Auteur : Jérôme Latta
le 29 Juin 2009
Autant le dire : présenter la disparition de la Coupe de la Ligue comme une éventualité très probable (lire "Achevez-la"), c'était prendre ses désirs pour des réalités. Le but semi-avoué était même de se faire plaisir, d'imaginer ce que serait un football géré dans l'intérêt du football. On peut bien s'accorder cinq minutes d'illusion, non? Parce que pour ce qui est de la réalité, celle-ci a été aussi prévisible que possible.
"Le Conseil d'Administration de la LFP a attribué à France Télévisions pour les trois prochaines saisons (2009/2010 à 2011/2012) les droits de retransmission de la Coupe de la Ligue. Le lauréat sera qualifié pour l'UEFA Europa League". Le communiqué de la Ligue a ainsi mis fin, vendredi, aux rêves de disparition de la Coupe Moustache. La tentative de retirer au vainqueur au vainqueur de la compétition un billet pour la Ligue Europa n'a servi qu'à soutirer à France Télévision 500.000 euros supplémentaires (en plus des dix millions alloués sur trois ans), correspondant au lot 2 – c'est-à-dire la vidéo à la demande – qui n'avait pas trouvé preneur.
Têtes de série
Le football français, toujours enclin à regretter son manque de prestige et à nourrir des rêves de modernité footballistique, fait finalement tout pour cultiver sa propre médiocrité: il vient de reconduire une compétition dévaluée et dévalorisante, sans légitimité historique et sportive, pénalisante pour les calendriers. Mieux, il l'a "améliorée". La Coupe de la Ligue, déjà réservée aux clubs professionnels, va en effet perfectionner les passe-droits qu'elle a pris l'habitude d'attribuer. Non seulement tous les clubs européens entreront désormais en lice directement en huitièmes de finale, mais les quatre premiers du championnat bénéficieront du statut de têtes de série et ne pourront s'affronter avant les demi-finales. Une tentative pour essayer de relever artificiellement le plateau de la finale (lire "La coupe jusqu'à la lie") et amadouer des grosses écuries favorables à la suppression?

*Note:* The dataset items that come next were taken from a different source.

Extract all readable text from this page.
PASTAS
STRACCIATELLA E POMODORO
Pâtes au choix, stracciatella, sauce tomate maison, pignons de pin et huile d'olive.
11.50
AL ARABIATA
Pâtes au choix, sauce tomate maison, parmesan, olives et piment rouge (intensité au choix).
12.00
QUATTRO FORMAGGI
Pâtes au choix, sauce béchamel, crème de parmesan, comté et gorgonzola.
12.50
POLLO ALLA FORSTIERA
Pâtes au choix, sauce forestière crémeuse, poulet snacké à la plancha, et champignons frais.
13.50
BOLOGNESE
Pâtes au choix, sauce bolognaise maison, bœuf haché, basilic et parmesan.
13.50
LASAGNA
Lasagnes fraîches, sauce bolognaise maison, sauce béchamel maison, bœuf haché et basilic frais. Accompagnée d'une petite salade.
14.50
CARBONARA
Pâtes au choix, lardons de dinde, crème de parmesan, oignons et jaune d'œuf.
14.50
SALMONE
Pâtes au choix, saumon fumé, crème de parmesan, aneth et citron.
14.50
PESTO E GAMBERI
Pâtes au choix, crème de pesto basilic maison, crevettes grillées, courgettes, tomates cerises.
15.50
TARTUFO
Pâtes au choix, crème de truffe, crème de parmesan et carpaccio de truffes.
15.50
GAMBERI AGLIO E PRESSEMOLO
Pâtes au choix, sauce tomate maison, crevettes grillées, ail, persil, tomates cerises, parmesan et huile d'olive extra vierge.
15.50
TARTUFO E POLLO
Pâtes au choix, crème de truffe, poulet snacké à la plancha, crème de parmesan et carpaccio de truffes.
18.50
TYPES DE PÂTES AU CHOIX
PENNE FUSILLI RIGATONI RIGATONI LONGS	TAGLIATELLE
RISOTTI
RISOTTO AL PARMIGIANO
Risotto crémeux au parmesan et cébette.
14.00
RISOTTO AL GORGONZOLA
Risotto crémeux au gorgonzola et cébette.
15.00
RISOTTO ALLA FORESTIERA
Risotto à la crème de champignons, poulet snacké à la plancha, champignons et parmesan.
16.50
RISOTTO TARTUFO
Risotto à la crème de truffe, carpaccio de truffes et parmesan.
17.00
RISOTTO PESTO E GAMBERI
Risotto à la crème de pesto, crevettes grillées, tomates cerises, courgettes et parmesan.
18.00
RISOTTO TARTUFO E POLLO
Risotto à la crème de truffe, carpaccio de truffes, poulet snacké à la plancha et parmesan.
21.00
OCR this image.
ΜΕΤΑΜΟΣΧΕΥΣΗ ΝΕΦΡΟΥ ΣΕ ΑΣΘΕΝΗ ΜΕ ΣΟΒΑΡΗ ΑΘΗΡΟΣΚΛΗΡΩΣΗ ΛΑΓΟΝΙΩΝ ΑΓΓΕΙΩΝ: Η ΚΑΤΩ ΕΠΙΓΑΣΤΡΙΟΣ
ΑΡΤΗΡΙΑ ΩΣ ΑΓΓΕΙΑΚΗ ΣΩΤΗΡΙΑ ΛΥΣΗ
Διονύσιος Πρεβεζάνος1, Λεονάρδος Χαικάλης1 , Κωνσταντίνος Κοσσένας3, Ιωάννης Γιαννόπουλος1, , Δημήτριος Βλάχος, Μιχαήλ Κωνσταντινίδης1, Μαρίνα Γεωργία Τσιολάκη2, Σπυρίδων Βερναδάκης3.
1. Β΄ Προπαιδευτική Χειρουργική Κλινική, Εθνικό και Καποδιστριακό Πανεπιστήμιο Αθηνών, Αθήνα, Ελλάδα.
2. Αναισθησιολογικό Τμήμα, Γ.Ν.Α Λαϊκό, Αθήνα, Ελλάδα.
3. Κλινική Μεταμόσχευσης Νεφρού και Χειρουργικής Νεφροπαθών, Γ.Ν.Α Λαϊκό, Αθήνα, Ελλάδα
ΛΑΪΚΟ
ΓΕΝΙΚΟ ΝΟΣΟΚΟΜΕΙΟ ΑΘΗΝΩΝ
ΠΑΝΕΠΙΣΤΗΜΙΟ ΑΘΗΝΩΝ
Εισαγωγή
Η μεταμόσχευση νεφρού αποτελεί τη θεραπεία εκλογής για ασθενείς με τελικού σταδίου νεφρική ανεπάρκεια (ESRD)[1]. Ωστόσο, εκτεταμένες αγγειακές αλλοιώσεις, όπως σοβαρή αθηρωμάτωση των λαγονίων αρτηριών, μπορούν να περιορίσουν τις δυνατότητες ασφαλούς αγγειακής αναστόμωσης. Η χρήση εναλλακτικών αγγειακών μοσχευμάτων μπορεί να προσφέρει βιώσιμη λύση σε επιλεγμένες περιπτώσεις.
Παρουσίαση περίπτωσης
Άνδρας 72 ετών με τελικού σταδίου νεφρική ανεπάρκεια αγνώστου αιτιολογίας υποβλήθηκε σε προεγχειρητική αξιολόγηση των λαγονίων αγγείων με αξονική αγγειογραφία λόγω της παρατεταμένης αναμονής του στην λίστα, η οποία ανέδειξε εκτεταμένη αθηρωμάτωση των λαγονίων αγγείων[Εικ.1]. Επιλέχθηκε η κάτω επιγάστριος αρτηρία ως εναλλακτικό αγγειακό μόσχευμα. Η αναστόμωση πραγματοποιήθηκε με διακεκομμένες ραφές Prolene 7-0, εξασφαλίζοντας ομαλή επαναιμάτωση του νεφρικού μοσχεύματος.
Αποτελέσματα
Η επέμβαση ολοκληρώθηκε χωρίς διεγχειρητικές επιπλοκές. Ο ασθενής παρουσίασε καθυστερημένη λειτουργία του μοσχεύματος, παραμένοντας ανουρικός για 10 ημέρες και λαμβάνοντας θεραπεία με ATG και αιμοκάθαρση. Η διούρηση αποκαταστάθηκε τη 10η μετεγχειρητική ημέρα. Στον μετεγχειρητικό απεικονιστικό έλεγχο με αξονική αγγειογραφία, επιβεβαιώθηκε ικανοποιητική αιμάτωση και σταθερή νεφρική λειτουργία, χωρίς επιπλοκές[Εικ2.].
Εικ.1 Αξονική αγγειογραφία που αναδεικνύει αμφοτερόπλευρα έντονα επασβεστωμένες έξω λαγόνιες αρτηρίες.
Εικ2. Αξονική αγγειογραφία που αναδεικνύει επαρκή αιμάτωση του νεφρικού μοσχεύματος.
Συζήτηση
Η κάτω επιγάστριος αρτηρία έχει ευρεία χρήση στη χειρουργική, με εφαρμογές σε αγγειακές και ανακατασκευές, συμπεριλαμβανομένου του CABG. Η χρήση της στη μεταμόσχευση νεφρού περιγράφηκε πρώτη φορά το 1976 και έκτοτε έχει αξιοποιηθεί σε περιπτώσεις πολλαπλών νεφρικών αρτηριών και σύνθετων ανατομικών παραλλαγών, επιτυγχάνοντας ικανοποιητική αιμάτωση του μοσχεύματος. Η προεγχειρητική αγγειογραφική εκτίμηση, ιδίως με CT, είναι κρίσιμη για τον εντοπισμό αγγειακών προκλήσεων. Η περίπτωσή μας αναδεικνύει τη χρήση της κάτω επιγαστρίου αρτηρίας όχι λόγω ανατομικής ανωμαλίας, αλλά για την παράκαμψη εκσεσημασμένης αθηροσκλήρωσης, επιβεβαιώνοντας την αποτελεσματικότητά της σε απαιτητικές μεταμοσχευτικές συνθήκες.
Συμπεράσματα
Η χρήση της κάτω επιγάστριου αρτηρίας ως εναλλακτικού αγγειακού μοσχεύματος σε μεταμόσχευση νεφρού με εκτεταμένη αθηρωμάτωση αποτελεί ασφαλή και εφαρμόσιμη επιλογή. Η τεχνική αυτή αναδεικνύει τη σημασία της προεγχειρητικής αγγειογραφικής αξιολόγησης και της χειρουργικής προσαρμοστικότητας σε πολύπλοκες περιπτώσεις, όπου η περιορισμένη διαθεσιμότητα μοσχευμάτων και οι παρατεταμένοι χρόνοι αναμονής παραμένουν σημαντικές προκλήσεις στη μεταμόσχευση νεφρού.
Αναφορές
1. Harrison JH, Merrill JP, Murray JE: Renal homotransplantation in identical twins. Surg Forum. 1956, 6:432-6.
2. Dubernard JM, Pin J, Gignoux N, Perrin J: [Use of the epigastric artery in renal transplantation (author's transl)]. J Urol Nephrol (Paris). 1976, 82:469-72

Les compétitions n'étant plus que des sous-produits des programmes télévisuels, en refourguant "du foot" (peu importe lequel) à une chaîne nationale gratuite, il s'agit aussi de compenser les effets pervers de l'attribution des droits du championnat, qui a terriblement réduit la disponibilité du foot français et la visibilité de ses clubs. Seize matches seront ainsi diffusés en direct dès la saison prochaine: un véritable défi pour les cameramen du service public et pour le psychédélique Fred Godard, qui devront encore rivaliser d'imagination afin de ne pas trop exhiber des tribunes clairsemées.